Construct Kafka shopper to learn occasion knowledge with a particular date vary in Jupyter pocket book
These days, I’ve been assigned a seemingly easy process →
“We began to seize occasions from a brand new app. May you confirm such take a look at occasions landed in Kafka correctly?”
I’ve a tough thought of how knowledge flows in our system: clickstream knowledge collected from each Net and cell apps would stream to MetaRouter first, after which MetaRouter works as a Kafka producer, which produces occasion logs to a sure Kafka matter. The occasions generated from our new app have a shared writeKey
. Due to this fact to be able to learn these occasions, I would want to :
- Create a Kafka shopper to hearken to this Kafka matter
- Since I do know such take a look at occasions are produced in a sure date vary, I wish to construct the Kafka shopper solely learn occasions for the desired dates.

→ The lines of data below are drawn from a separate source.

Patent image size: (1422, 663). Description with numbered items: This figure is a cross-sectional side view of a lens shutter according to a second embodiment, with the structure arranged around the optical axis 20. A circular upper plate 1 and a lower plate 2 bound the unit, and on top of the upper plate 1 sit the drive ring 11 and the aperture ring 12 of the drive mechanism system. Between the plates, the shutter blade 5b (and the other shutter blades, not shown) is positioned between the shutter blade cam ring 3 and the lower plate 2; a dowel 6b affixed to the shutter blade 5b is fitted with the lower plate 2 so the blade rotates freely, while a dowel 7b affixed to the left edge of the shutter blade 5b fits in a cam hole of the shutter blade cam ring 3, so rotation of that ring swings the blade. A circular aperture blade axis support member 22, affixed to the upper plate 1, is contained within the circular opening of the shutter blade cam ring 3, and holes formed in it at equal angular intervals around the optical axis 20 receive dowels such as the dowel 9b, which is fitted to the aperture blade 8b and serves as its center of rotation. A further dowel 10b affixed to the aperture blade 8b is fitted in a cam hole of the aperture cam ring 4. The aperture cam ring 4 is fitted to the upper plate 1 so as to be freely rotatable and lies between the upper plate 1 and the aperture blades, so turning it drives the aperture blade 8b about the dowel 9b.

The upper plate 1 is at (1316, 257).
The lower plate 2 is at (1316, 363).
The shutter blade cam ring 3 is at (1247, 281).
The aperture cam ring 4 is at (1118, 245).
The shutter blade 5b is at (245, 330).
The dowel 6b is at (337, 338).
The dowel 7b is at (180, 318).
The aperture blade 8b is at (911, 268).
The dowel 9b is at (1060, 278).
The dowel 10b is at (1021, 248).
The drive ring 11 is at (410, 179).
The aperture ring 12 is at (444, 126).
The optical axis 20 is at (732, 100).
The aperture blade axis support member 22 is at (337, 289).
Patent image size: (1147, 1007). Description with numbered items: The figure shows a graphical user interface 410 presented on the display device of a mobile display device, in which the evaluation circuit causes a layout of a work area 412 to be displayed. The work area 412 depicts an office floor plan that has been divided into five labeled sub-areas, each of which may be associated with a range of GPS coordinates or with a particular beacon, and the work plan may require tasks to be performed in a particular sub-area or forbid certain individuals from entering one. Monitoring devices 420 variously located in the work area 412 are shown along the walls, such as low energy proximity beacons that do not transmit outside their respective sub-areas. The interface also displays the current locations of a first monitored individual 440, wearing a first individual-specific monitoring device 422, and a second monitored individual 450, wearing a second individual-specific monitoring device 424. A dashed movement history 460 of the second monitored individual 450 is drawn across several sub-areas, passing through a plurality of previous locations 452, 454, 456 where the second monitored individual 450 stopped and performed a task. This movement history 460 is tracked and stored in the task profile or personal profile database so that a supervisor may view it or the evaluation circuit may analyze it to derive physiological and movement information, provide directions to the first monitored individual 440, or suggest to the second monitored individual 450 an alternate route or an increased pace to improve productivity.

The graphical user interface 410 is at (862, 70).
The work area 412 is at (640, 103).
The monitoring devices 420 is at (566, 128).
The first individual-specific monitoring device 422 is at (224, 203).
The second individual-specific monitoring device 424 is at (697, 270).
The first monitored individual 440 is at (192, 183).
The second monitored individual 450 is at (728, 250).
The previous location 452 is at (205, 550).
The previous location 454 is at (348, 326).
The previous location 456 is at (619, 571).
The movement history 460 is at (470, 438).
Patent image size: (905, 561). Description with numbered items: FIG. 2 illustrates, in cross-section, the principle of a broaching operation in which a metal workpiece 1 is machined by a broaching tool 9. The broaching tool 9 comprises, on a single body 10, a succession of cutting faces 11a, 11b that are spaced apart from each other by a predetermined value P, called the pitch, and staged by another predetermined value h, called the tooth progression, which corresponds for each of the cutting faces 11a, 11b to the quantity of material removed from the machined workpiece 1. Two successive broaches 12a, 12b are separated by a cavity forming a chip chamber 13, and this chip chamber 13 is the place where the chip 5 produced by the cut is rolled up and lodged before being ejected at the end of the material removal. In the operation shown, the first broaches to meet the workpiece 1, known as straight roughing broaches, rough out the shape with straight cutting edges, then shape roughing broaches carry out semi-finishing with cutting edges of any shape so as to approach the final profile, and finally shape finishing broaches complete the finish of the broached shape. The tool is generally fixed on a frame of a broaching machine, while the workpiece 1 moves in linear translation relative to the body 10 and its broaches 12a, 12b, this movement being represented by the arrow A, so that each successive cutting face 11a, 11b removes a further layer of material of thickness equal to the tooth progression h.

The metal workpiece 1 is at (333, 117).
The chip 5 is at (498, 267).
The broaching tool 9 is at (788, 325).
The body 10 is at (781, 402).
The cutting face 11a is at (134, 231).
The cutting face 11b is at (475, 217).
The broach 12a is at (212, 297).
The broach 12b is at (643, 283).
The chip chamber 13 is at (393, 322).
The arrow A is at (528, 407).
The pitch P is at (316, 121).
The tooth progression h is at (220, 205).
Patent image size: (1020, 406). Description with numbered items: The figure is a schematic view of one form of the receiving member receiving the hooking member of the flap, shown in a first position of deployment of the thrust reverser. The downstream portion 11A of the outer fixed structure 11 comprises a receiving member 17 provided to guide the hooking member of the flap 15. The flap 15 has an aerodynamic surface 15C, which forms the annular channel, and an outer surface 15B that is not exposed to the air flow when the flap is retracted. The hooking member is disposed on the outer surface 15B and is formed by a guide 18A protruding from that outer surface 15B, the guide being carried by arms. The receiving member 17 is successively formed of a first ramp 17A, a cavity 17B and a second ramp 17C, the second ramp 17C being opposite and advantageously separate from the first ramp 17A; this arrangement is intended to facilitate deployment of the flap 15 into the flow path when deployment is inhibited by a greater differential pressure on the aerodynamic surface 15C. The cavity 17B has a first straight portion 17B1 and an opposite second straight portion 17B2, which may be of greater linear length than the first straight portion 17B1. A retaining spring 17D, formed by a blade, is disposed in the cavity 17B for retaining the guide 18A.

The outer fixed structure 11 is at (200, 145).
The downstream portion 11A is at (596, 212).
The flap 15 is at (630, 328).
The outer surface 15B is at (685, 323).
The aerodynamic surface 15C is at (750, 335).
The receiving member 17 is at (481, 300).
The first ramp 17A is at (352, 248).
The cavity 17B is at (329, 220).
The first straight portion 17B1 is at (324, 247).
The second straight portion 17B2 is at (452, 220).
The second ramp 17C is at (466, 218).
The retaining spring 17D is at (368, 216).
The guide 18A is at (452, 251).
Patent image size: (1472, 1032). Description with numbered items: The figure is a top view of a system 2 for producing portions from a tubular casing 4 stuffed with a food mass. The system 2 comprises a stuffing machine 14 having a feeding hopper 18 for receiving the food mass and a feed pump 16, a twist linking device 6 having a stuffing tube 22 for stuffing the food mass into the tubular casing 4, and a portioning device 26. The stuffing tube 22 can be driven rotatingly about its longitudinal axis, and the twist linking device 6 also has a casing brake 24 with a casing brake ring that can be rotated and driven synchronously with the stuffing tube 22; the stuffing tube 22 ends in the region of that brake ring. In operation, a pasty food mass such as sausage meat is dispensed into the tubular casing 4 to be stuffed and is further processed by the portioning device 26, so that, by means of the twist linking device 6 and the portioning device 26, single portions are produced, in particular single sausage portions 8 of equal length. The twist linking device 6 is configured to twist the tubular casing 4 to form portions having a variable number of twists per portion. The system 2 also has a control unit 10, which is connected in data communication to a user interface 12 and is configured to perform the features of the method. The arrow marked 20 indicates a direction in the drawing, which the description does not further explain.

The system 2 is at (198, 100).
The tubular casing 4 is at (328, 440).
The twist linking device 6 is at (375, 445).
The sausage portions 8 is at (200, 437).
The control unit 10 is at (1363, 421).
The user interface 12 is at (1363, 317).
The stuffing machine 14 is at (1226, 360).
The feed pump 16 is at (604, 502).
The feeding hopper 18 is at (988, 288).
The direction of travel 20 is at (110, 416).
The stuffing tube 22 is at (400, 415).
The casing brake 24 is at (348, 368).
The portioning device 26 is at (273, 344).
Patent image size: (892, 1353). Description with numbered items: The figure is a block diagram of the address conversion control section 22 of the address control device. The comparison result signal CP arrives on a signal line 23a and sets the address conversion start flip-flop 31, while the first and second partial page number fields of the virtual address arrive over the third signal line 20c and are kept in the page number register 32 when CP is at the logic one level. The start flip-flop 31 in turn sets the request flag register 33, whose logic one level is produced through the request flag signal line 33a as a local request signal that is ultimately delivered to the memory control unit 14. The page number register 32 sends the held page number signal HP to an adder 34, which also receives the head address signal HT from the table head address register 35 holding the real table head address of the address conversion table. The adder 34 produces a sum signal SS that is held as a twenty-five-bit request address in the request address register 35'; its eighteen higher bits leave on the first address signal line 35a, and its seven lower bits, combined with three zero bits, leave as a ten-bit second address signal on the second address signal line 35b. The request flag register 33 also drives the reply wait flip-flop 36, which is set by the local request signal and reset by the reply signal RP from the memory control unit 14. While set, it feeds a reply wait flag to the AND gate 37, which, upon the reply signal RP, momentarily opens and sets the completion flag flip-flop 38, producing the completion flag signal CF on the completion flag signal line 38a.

- Retailer the info in a method that I may filter and do evaluation with, ideally in a pandas dataframe.
So my objective is to realize the info stream from Kafka -> Pandas!
After quite a few days of googling round StackOverflow, GitHub, and numerous websites, I lastly obtained it working! And beneath are my code snippets on learn how to implement in two of the preferred python libraries for Kafka.
Prerequisite: pip set up kafka-python
(The newest model 2.0.2 is utilized in my pocket book)
First, we have to import beneath libraries and Kafka surroundings variables. Beneath Setup scripts might be reused in answer 2 with one minor change.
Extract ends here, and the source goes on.